Homage to Heywood Hill

While an impoverished graduate student in London, I was given two luxuries by my most beneficent uncle: a charge card to Fortnum and Mason and an account at the Mayfair bookshop Heywood Hill.

I became instantly addicted to popping in and browsing through the stacks upon stacks of books. And if the ghosts of some of my favorite writers who were past patrons (including Osbert Sitwell and Nancy Mitford who actually worked here) weren't enough to enchant me, the extremely well-read and engaging staff made this no passing affair.

Here are HH managing director Jeffrey Kerr's current recommendations - all of which look like must-reads to me! I urge you all to visit next time you are in London and, in general, to support your local bookstores which are going through tough times.

DAVENPORT-HINES, R Ettie: the Intimate Life and Dauntless Spirit of Lady Desborough (£20)
The extraordinary life of Ettie, Lady Desborough, aristocratic beauty, society hostess, member of the Souls, courtier, heiress, and mother, whose life spanned the reigns of five monarchs from Queen Victoria to George VI. Although from an early age her life seemed shadowed by death (her mother, father and brother all died before she was ten)

FELLOWES, JULIAN Past Imperfect (£17.99)
On his death bed the enormously wealthy Damian Baker asks a former friend to search amongst the offspring of their University clique for his heir. The quest affords the central character the opportunity to look back at the group’s youthful expectations and find out whether they have come to terms with the reality of the lives they now have. Hugely entertaining - Brideshead for the twenty-first century. [Editor's note: Julian wrote the screenplays for Gosford Park and Vanity Fair.]

KRESTER, MICHEL DE The Lost Dog (£16.99)
Tom Loxley loses his dog whilst working on his book on Henry James out in the bush. His search takes him not only through the bush but through his memory, calling back his childhood in India and his early life in Australia. Yet his trip to the past is balanced by the sharp reality of his mother’s failing health and the mystery of Nelly. A beautifully crafted modern novel from Australia.

MLINARIC, DAVID & CECIL, MIRABEL Mlinaric on Decorating (£35)
A lavishly illustrated look at the work of David Mlinaric, one of the foremost interior designers of the last forty years. In addition to having taken over the mantle of adviser to the National Trust from John Fowler, David Mlinaric has worked on some of the most important historic projects in recent years: Waddesdon, Spencer House, the Royal Opera House, and the British Embassies in both Paris and Washington. The book also includes beautiful images of his own houses; Thorpe Hall in Suffolk, being particularly gorgeous with interiors of stunning simplicity and great elegance.

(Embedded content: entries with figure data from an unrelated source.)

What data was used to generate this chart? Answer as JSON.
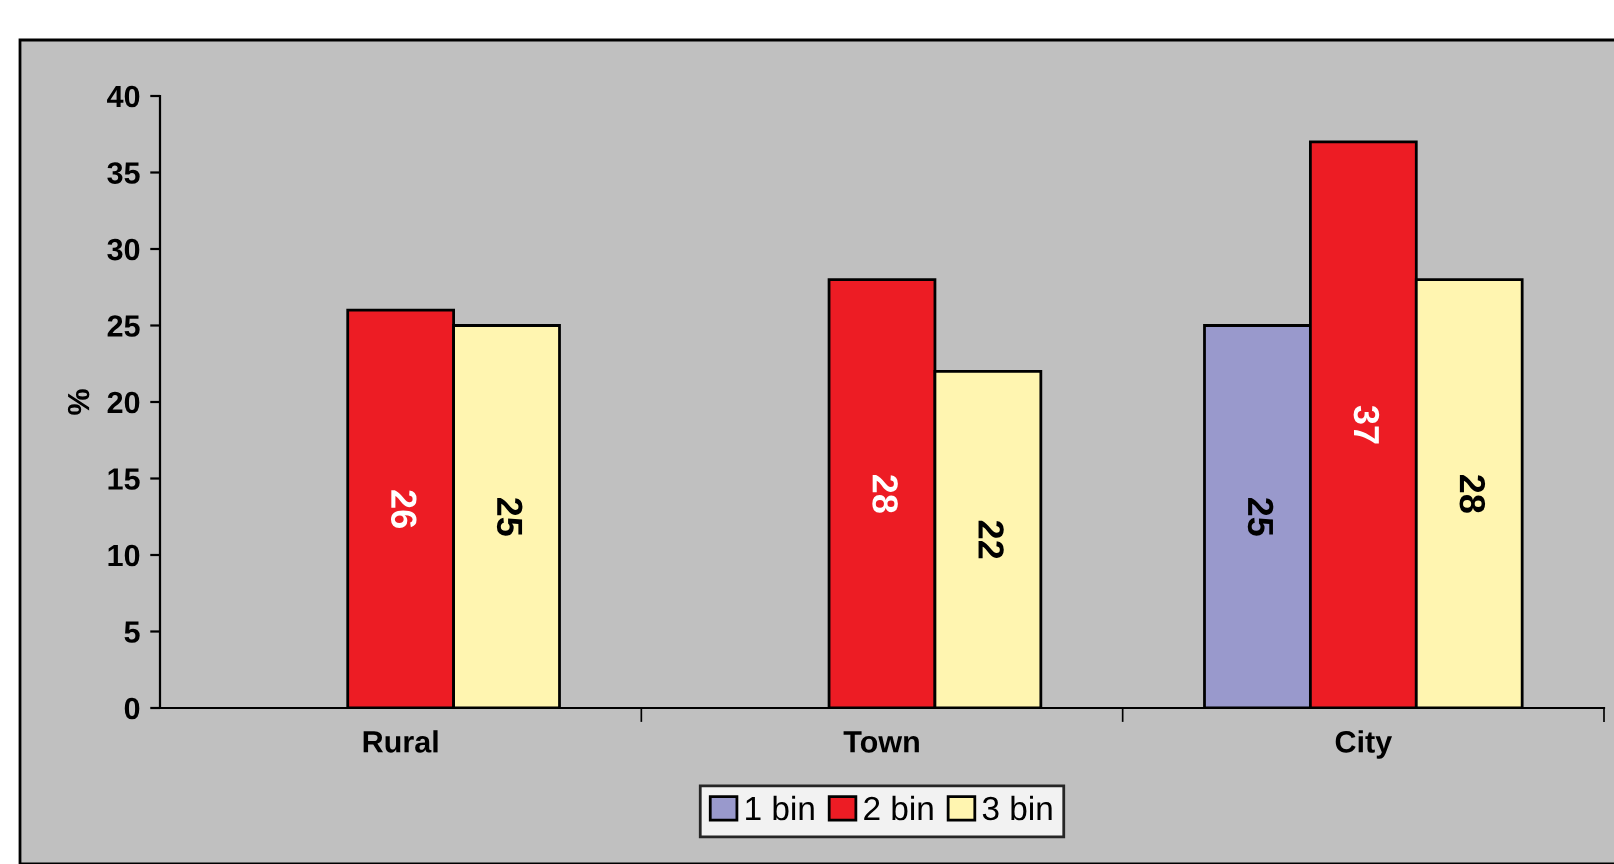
{
  "chart_data": {
    "type": "bar",
    "ylabel": "%",
    "categories": [
      "Rural",
      "Town",
      "City"
    ],
    "series": [
      {
        "name": "1 bin",
        "color": "#9999cc",
        "values": [
          null,
          null,
          25
        ]
      },
      {
        "name": "2 bin",
        "color": "#ed1c24",
        "values": [
          26,
          28,
          37
        ]
      },
      {
        "name": "3 bin",
        "color": "#fff5b0",
        "values": [
          25,
          22,
          28
        ]
      }
    ],
    "ylim": [
      0,
      40
    ],
    "yticks": [
      0,
      5,
      10,
      15,
      20,
      25,
      30,
      35,
      40
    ],
    "grid": false,
    "legend": "bottom",
    "data_labels": true
  }
}
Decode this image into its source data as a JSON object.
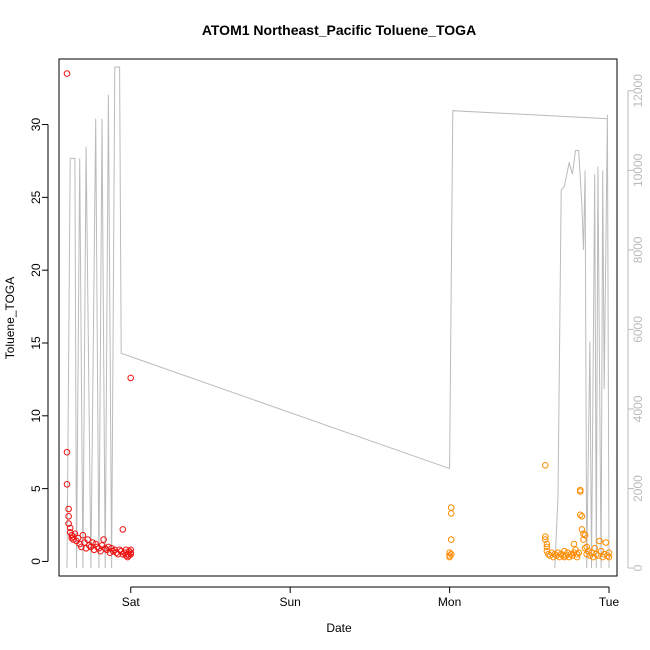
{
  "chart_data": {
    "type": "scatter",
    "title": "ATOM1 Northeast_Pacific Toluene_TOGA",
    "xlabel": "Date",
    "ylabel": "Toluene_TOGA",
    "x_ticks": [
      {
        "value": 1.0,
        "label": "Sat"
      },
      {
        "value": 2.0,
        "label": "Sun"
      },
      {
        "value": 3.0,
        "label": "Mon"
      },
      {
        "value": 4.0,
        "label": "Tue"
      }
    ],
    "xlim": [
      0.55,
      4.05
    ],
    "ylim": [
      -1,
      34.5
    ],
    "y_ticks": [
      0,
      5,
      10,
      15,
      20,
      25,
      30
    ],
    "y2lim": [
      -200,
      12800
    ],
    "y2_ticks": [
      0,
      2000,
      4000,
      6000,
      8000,
      10000,
      12000
    ],
    "colors": {
      "series1": "#ee1111",
      "series2": "#ff8c00",
      "altitude": "#bbbbbb",
      "axis": "#000000",
      "axis_right": "#bbbbbb"
    },
    "series": [
      {
        "color": "#ee1111",
        "points": [
          [
            0.6,
            33.5
          ],
          [
            0.6,
            7.5
          ],
          [
            0.6,
            5.3
          ],
          [
            0.61,
            3.6
          ],
          [
            0.61,
            3.1
          ],
          [
            0.61,
            2.6
          ],
          [
            0.62,
            2.3
          ],
          [
            0.62,
            2.0
          ],
          [
            0.63,
            1.8
          ],
          [
            0.63,
            1.6
          ],
          [
            0.64,
            1.7
          ],
          [
            0.64,
            1.5
          ],
          [
            0.65,
            1.9
          ],
          [
            0.66,
            1.4
          ],
          [
            0.67,
            1.6
          ],
          [
            0.68,
            1.2
          ],
          [
            0.69,
            1.0
          ],
          [
            0.7,
            1.8
          ],
          [
            0.71,
            1.3
          ],
          [
            0.72,
            0.9
          ],
          [
            0.73,
            1.5
          ],
          [
            0.74,
            1.1
          ],
          [
            0.75,
            1.0
          ],
          [
            0.76,
            1.3
          ],
          [
            0.77,
            0.8
          ],
          [
            0.78,
            1.2
          ],
          [
            0.79,
            1.0
          ],
          [
            0.8,
            0.9
          ],
          [
            0.81,
            0.7
          ],
          [
            0.82,
            1.1
          ],
          [
            0.83,
            1.5
          ],
          [
            0.84,
            0.9
          ],
          [
            0.85,
            0.8
          ],
          [
            0.86,
            1.0
          ],
          [
            0.87,
            0.6
          ],
          [
            0.88,
            0.9
          ],
          [
            0.89,
            0.7
          ],
          [
            0.9,
            0.8
          ],
          [
            0.91,
            0.6
          ],
          [
            0.92,
            0.5
          ],
          [
            0.93,
            0.8
          ],
          [
            0.94,
            0.7
          ],
          [
            0.95,
            2.2
          ],
          [
            0.95,
            0.5
          ],
          [
            0.96,
            0.6
          ],
          [
            0.97,
            0.8
          ],
          [
            0.98,
            0.5
          ],
          [
            0.99,
            0.4
          ],
          [
            1.0,
            0.6
          ],
          [
            1.0,
            0.5
          ],
          [
            1.0,
            0.8
          ],
          [
            0.99,
            0.7
          ],
          [
            0.98,
            0.3
          ],
          [
            0.97,
            0.4
          ],
          [
            1.0,
            12.6
          ]
        ]
      },
      {
        "color": "#ff8c00",
        "points": [
          [
            3.0,
            0.3
          ],
          [
            3.0,
            0.4
          ],
          [
            3.0,
            0.6
          ],
          [
            3.01,
            3.3
          ],
          [
            3.01,
            3.7
          ],
          [
            3.01,
            1.5
          ],
          [
            3.01,
            0.5
          ],
          [
            3.6,
            6.6
          ],
          [
            3.6,
            1.7
          ],
          [
            3.6,
            1.5
          ],
          [
            3.61,
            1.2
          ],
          [
            3.61,
            1.0
          ],
          [
            3.61,
            0.7
          ],
          [
            3.62,
            0.5
          ],
          [
            3.63,
            0.4
          ],
          [
            3.64,
            0.6
          ],
          [
            3.65,
            0.3
          ],
          [
            3.66,
            0.5
          ],
          [
            3.67,
            0.4
          ],
          [
            3.68,
            0.6
          ],
          [
            3.69,
            0.3
          ],
          [
            3.7,
            0.5
          ],
          [
            3.71,
            0.4
          ],
          [
            3.72,
            0.7
          ],
          [
            3.73,
            0.4
          ],
          [
            3.74,
            0.6
          ],
          [
            3.75,
            0.3
          ],
          [
            3.76,
            0.5
          ],
          [
            3.77,
            0.4
          ],
          [
            3.78,
            0.6
          ],
          [
            3.79,
            0.8
          ],
          [
            3.8,
            0.5
          ],
          [
            3.8,
            0.3
          ],
          [
            3.81,
            0.6
          ],
          [
            3.82,
            4.8
          ],
          [
            3.82,
            4.9
          ],
          [
            3.82,
            3.2
          ],
          [
            3.83,
            3.1
          ],
          [
            3.83,
            2.2
          ],
          [
            3.84,
            1.9
          ],
          [
            3.84,
            1.5
          ],
          [
            3.85,
            1.8
          ],
          [
            3.85,
            0.9
          ],
          [
            3.86,
            0.5
          ],
          [
            3.87,
            0.7
          ],
          [
            3.88,
            0.4
          ],
          [
            3.89,
            0.6
          ],
          [
            3.9,
            0.3
          ],
          [
            3.91,
            0.9
          ],
          [
            3.92,
            0.5
          ],
          [
            3.93,
            0.4
          ],
          [
            3.94,
            1.4
          ],
          [
            3.95,
            0.7
          ],
          [
            3.96,
            0.3
          ],
          [
            3.97,
            0.5
          ],
          [
            3.98,
            1.3
          ],
          [
            3.99,
            0.4
          ],
          [
            4.0,
            0.6
          ],
          [
            4.0,
            0.3
          ],
          [
            3.86,
            1.0
          ],
          [
            3.72,
            0.3
          ],
          [
            3.78,
            1.2
          ]
        ]
      }
    ],
    "altitude": {
      "color": "#bbbbbb",
      "points": [
        [
          0.6,
          0
        ],
        [
          0.62,
          10300
        ],
        [
          0.65,
          10300
        ],
        [
          0.66,
          0
        ],
        [
          0.68,
          10300
        ],
        [
          0.7,
          0
        ],
        [
          0.72,
          10600
        ],
        [
          0.75,
          0
        ],
        [
          0.78,
          11300
        ],
        [
          0.8,
          0
        ],
        [
          0.82,
          11300
        ],
        [
          0.84,
          0
        ],
        [
          0.86,
          11900
        ],
        [
          0.88,
          0
        ],
        [
          0.9,
          12600
        ],
        [
          0.93,
          12600
        ],
        [
          0.94,
          5400
        ],
        [
          3.0,
          2500
        ],
        [
          3.01,
          7100
        ],
        [
          3.02,
          11500
        ],
        [
          3.99,
          11300
        ],
        [
          4.0,
          0
        ],
        [
          3.99,
          11400
        ],
        [
          3.97,
          4500
        ],
        [
          3.96,
          10000
        ],
        [
          3.95,
          0
        ],
        [
          3.93,
          10100
        ],
        [
          3.92,
          0
        ],
        [
          3.91,
          9900
        ],
        [
          3.89,
          0
        ],
        [
          3.88,
          5700
        ],
        [
          3.86,
          0
        ],
        [
          3.85,
          10000
        ],
        [
          3.84,
          8000
        ],
        [
          3.83,
          9100
        ],
        [
          3.81,
          10500
        ],
        [
          3.79,
          10500
        ],
        [
          3.77,
          9900
        ],
        [
          3.75,
          10200
        ],
        [
          3.72,
          9600
        ],
        [
          3.7,
          9500
        ],
        [
          3.68,
          1800
        ],
        [
          3.66,
          0
        ]
      ]
    }
  }
}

MOSLEY, CHARLOTTE In Tearing Haste: (£25)
Although at times sporadic, the Dowager Duchess of Devonshire and the travel writer Sir Patrick Leigh Fermor have exchanged hundreds of letters over the last 50 years. Charlotte Mosley has used her considerable judgement and skill to draw out some of the very finest of these, illustrating his devotion and her friendship. Paddy Leigh Fermor’s poetic travel writing, which immediately draws one to the place and event described, is perfectly balanced by the highly individual mode of expression of his correspondent. Light hearted and fun, a terrific read.

Click here for an interview with Debo herself.

NICOLSON, ADAM Sissinghurst: an Unfinished History (£20)
A fascinating and beautifully written account of Adam Nicolson’s relationship with the place which is home to him, but which for many people is a national treasure, something to be preserved in aspic. This is a book about place, how it becomes a part of you: the history, the trees, the soil. Nicolson weaves the story of his efforts to reconnect Sissinghurst with the surrounding landscape into the history of the place itself.